Scheduled at 9:15am in Cotton Creek I on Friday November, 17.#9086
- Scott Kupferman, Professor, University of Colorado Colorado Springs
- Leyna Bencomo, Assistive Technology Specialist, University of Colorado Colorado Springs
- Length of Session: 1-hr
- Format: Lecture
- Expertise Level: Intermediate
- Type of session: General Conference
Based upon a quasi-experimental study, attendees will learn how faculty have quickly, easily, and inexpensively converted their instructional materials into audio files, tactile diagrams, info graphics, and other accessible formats for all students, including students with disabilities, with a focus on universal design for learning.
Alternate (aka: "Alt") media is the process of converting readings, handouts, powerpoints, and other instructional materials into accessible formats (i.e. audio, tactile, graphics) for students with disabilities. However, alternate media has benefits for students without disabilities as well. In this interactive session, attendees will learn how university faculty have quickly, easily, and inexpensively converted their instructional materials into audio files, tactile diagrams, info graphics, and other accessible formats. The presenters will also share practical results from a quasi-experimental study that investigated the use of alternate media across undergraduate and graduate-level courses. This presentation will be framed within the context of universal design for learning.

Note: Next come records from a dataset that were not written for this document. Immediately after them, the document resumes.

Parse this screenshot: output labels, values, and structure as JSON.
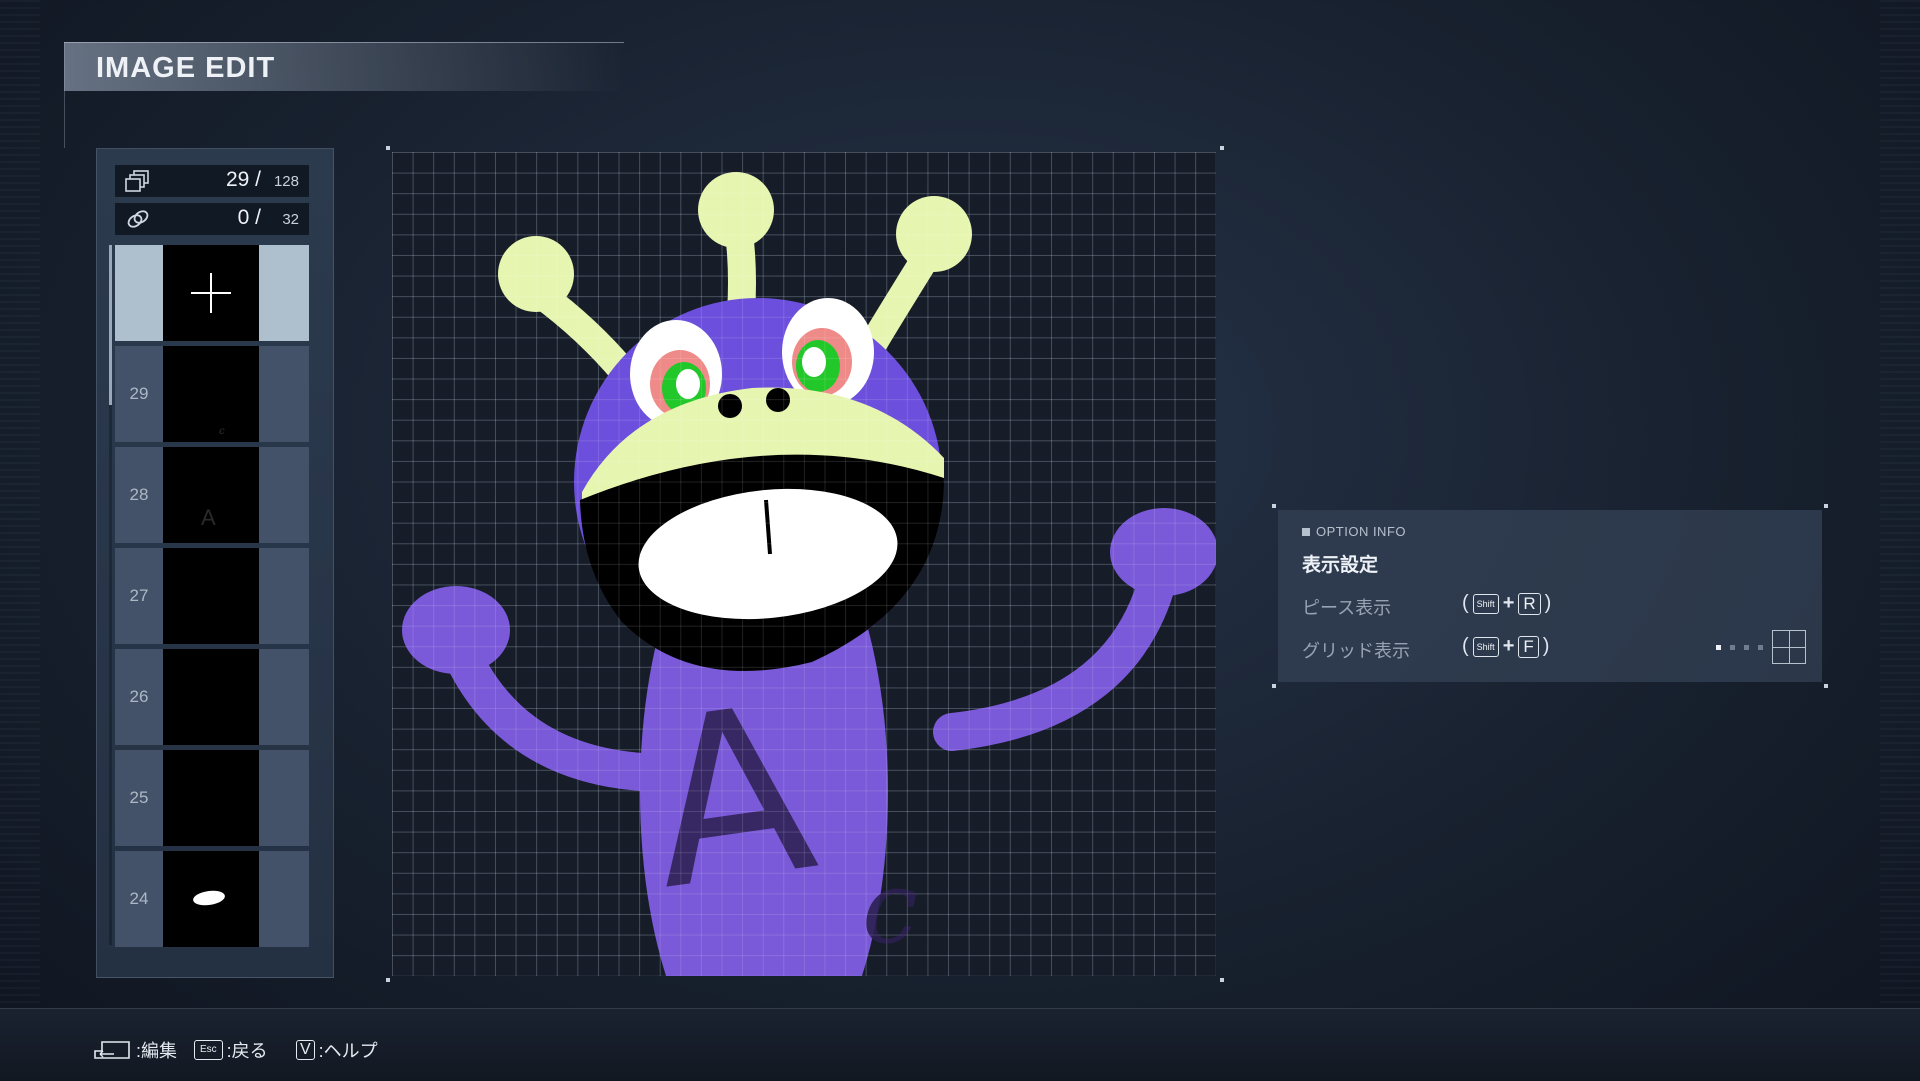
{
  "header": {
    "title": "IMAGE EDIT"
  },
  "left_panel": {
    "piece_counter": {
      "icon": "layers-icon",
      "current": "29 /",
      "max": "128"
    },
    "link_counter": {
      "icon": "link-icon",
      "current": "0 /",
      "max": "32"
    },
    "add_slot": {
      "icon": "plus-icon"
    },
    "layers": [
      {
        "label": "29"
      },
      {
        "label": "28",
        "preview_text": "A"
      },
      {
        "label": "27"
      },
      {
        "label": "26"
      },
      {
        "label": "25"
      },
      {
        "label": "24"
      }
    ]
  },
  "canvas": {
    "letter_big": "A",
    "letter_small": "c",
    "colors": {
      "body": "#7a5ad8",
      "head": "#6c4fdc",
      "antenna": "#e6f5b0",
      "background": "#161c28"
    }
  },
  "option_info": {
    "heading": "OPTION INFO",
    "title": "表示設定",
    "rows": [
      {
        "label": "ピース表示",
        "open": "(",
        "modifier": "Shift",
        "plus": "+",
        "key": "R",
        "close": ")"
      },
      {
        "label": "グリッド表示",
        "open": "(",
        "modifier": "Shift",
        "plus": "+",
        "key": "F",
        "close": ")"
      }
    ],
    "grid_level": 1,
    "grid_levels_total": 4
  },
  "bottom_bar": {
    "hints": [
      {
        "key_icon": "enter-key-icon",
        "label": ":編集"
      },
      {
        "key": "Esc",
        "label": ":戻る"
      },
      {
        "key": "V",
        "label": ":ヘルプ"
      }
    ]
  }
}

- Understand traditional alternate media strategies for students with disabilities.
- Apply innovative alternate media strategies to engage and teach all students.
- Create alternate media in a quick and student-friendly manner.
Cognitive/Learning, Other, Vision
Alternate Format, Including Accessibility in Curriculum, Other, Uncategorized
Scott Kupferman, Ph.D., CRC is a Professor in the Department of Teaching and Learning and Co-Coordinator of the Special Education Program at the University of Colorado Colorado Springs. He is also the Director of the National Collaborative for Disability and Technology (NCDT), which is a network of 200+ assistive technology researchers and developers. Scott's research interests revolve around (a) assistive technology, (b) accessibility and universal design, and (c) transition from secondary education to postsecondary education, employment, and independent living. He has served as principal investigator, co-principal investigator, or grant writer for approximately 4.2 million dollars in grant funding. Scott's service roles include being an ongoing reviewer/advisor for the U.S. Department of Education, U.S. Department of Health and Human Services, and U.S. Department of Labor. His scholarly efforts have led to several honors and awards, including selection as a National Council on Disability delegate and recipient of the U.S. Department of Education's Commissioner's Award for Excellence.
Leyna Bencomo is the Assistive Technology Specialist at the University of Colorado Colorado Springs. Leyna has revived from dormancy and has chaired the Assistive Technologists In Higher Education Society In Colorado And Wyoming. Her current position at UCCS allows her to work directly with students and faculty to coordinate and help produce alternative media for classroom use.